Mr. Flory’s activism in college set the tone for the rest of his life. After moving to Chicago in 1939, he served as head of the Joint Council of Dining Car Employees and as an organizer for the Mine, Mill and Smelter Workers Union, which later merged with the United Steelworkers of America.
Before the civil rights movement, Mr. Flory worked closely with Paul Robeson, W.E.B. DuBois and other leaders during the 1940s and 1950s to address the struggles faced by black Americans. He was elected president of the National Negro Congress. And in 1960, he founded the African-American Heritage Association.
He also was the founding member of the National Alliance to End Racist and Political Repression (NAARPR), an organization that grew out of the campaign he led to free activist Angela Davis when she was charged with murder.
In addition to his 1972 and 1976 gubernatorial bids, Mr. Flory ran for the U.S. Senate in 1974 and 1984 on the Communist ticket.
“He influenced thousands of people,” Pearson said. “He may not have convinced everyone that socialism was the answer, but he certainly convinced them that things could be better than they were.”

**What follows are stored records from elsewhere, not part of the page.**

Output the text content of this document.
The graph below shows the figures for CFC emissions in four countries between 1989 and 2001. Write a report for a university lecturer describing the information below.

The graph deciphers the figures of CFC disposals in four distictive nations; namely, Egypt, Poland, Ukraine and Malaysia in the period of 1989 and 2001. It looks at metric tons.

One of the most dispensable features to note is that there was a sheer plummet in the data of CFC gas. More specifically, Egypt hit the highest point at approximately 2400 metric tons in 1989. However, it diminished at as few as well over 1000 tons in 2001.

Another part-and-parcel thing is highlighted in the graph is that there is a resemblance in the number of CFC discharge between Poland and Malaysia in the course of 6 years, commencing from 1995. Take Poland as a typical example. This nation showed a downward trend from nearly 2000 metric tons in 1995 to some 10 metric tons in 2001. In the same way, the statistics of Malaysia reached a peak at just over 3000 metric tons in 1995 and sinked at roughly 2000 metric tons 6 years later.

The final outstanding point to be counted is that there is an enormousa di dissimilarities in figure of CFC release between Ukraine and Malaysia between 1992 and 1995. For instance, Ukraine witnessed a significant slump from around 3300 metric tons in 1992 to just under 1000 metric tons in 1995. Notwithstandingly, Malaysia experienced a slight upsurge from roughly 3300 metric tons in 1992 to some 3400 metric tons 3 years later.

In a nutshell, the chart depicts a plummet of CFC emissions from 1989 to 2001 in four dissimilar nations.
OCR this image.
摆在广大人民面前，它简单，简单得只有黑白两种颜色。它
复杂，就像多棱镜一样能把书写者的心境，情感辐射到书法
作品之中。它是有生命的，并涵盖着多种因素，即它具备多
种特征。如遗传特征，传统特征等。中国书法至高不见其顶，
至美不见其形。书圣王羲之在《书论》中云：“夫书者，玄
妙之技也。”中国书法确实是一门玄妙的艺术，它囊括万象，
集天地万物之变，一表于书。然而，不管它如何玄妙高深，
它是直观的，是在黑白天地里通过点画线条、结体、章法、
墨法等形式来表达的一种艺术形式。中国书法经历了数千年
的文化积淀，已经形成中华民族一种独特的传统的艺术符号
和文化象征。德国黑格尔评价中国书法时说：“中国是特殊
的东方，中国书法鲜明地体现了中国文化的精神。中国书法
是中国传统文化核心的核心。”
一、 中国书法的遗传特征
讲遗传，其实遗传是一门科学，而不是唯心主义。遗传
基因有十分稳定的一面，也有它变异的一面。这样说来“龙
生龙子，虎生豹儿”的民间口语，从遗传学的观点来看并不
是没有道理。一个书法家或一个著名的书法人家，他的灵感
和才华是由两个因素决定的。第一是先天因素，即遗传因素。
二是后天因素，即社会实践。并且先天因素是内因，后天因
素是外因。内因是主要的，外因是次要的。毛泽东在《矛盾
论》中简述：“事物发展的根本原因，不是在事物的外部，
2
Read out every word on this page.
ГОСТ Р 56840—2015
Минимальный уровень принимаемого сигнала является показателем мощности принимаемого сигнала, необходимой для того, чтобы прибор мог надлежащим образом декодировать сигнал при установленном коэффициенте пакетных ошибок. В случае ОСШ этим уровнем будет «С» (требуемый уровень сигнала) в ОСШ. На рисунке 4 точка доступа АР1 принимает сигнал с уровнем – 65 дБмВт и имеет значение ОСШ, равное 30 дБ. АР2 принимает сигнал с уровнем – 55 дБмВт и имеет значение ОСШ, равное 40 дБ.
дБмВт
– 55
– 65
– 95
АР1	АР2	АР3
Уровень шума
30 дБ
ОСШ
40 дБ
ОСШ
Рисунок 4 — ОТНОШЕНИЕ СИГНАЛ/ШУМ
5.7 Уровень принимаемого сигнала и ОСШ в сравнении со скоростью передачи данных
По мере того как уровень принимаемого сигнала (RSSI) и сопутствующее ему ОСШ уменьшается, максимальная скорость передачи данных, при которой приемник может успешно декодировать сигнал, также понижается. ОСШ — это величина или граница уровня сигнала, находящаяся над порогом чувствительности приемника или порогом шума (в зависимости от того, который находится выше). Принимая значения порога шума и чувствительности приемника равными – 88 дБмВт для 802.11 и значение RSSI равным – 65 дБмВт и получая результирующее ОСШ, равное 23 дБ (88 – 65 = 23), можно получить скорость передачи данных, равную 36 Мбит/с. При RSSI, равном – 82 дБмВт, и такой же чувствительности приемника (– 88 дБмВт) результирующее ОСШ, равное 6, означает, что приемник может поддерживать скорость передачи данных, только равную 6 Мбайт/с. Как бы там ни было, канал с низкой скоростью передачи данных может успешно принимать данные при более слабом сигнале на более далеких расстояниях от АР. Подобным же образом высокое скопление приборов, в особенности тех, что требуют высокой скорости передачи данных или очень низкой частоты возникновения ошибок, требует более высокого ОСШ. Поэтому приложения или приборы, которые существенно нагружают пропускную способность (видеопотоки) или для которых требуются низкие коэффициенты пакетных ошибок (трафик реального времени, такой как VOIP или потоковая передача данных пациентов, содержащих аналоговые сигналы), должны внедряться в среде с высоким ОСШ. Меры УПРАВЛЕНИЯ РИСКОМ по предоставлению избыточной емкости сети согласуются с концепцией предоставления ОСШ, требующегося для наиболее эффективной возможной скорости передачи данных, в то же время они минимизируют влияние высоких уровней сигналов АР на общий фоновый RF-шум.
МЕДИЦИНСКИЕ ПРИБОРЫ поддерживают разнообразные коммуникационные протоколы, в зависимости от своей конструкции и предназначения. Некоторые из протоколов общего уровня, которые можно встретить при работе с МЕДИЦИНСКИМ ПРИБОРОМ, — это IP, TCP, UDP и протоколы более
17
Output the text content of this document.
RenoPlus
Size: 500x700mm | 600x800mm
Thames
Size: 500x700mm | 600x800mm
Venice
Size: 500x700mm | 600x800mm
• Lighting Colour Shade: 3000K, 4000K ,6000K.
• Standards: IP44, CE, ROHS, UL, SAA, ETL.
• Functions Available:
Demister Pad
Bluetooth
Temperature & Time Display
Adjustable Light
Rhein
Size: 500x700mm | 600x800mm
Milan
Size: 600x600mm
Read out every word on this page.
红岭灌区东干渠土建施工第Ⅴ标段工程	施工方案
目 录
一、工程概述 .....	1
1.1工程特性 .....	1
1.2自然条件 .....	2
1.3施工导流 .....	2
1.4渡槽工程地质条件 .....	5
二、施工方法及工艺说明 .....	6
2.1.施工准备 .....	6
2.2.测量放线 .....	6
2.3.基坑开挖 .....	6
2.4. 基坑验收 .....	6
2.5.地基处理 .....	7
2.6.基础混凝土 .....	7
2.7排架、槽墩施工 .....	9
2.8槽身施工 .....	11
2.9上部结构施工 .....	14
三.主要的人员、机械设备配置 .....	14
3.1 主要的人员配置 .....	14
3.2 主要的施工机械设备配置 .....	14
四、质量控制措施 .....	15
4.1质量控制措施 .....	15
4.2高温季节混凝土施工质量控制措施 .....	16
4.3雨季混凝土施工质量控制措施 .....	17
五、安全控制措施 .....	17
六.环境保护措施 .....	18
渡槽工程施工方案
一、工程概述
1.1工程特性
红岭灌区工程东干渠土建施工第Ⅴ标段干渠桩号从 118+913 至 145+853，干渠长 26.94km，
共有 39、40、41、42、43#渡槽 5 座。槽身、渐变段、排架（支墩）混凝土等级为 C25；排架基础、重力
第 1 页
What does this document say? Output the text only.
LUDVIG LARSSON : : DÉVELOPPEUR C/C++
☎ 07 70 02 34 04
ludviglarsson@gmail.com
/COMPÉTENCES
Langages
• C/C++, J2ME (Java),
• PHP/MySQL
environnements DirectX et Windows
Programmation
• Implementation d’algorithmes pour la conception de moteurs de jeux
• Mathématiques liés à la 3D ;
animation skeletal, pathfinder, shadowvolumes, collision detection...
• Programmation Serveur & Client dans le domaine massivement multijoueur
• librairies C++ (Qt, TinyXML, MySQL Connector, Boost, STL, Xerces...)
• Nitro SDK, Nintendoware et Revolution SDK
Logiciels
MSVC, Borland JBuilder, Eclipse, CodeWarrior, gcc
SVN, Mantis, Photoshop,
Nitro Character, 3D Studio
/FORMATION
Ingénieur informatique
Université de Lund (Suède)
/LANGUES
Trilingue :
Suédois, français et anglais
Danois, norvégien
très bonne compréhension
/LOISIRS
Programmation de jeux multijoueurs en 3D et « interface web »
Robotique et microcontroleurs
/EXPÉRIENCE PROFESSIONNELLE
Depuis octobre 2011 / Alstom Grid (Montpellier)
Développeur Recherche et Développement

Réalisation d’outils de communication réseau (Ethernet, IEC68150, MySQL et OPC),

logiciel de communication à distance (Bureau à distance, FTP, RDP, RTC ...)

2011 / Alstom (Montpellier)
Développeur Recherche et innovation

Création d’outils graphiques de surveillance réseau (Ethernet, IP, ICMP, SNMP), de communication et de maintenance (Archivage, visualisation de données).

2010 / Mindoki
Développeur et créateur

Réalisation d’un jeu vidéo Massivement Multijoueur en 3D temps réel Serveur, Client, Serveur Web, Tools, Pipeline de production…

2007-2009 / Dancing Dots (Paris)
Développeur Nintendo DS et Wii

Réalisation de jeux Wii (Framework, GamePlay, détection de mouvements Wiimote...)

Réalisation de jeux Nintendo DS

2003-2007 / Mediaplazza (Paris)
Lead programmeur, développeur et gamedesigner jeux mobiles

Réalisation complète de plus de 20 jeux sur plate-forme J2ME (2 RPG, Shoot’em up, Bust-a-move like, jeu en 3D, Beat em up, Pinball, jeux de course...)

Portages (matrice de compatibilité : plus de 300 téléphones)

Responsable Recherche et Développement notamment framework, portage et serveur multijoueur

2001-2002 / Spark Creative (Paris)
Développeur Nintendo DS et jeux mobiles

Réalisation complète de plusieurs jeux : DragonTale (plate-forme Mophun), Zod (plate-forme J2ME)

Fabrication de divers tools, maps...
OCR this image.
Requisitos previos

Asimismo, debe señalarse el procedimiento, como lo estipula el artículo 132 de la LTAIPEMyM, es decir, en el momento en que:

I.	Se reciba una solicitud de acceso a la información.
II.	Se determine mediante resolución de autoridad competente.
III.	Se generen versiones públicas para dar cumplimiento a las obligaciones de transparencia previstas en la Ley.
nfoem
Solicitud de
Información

Mr. Flory’s activism stemmed from a genuine concern for others’ welfare, said his wife, Cathern Davis Flory, 83. “My loss has been the gain, particularly of African-Americans and other people who have come in contact with him,” she said.
Survivors also include two daughters, Patricia Flory Stocks and Eloise Flory Shaw; a sister, Thelma Racker; four grandchildren; a great-grandchild; a niece; and a nephew.
A memorial service will be held at 1 p.m. Feb. 28 at the DuSable Museum of African-American History, 740 E. 56th Pl.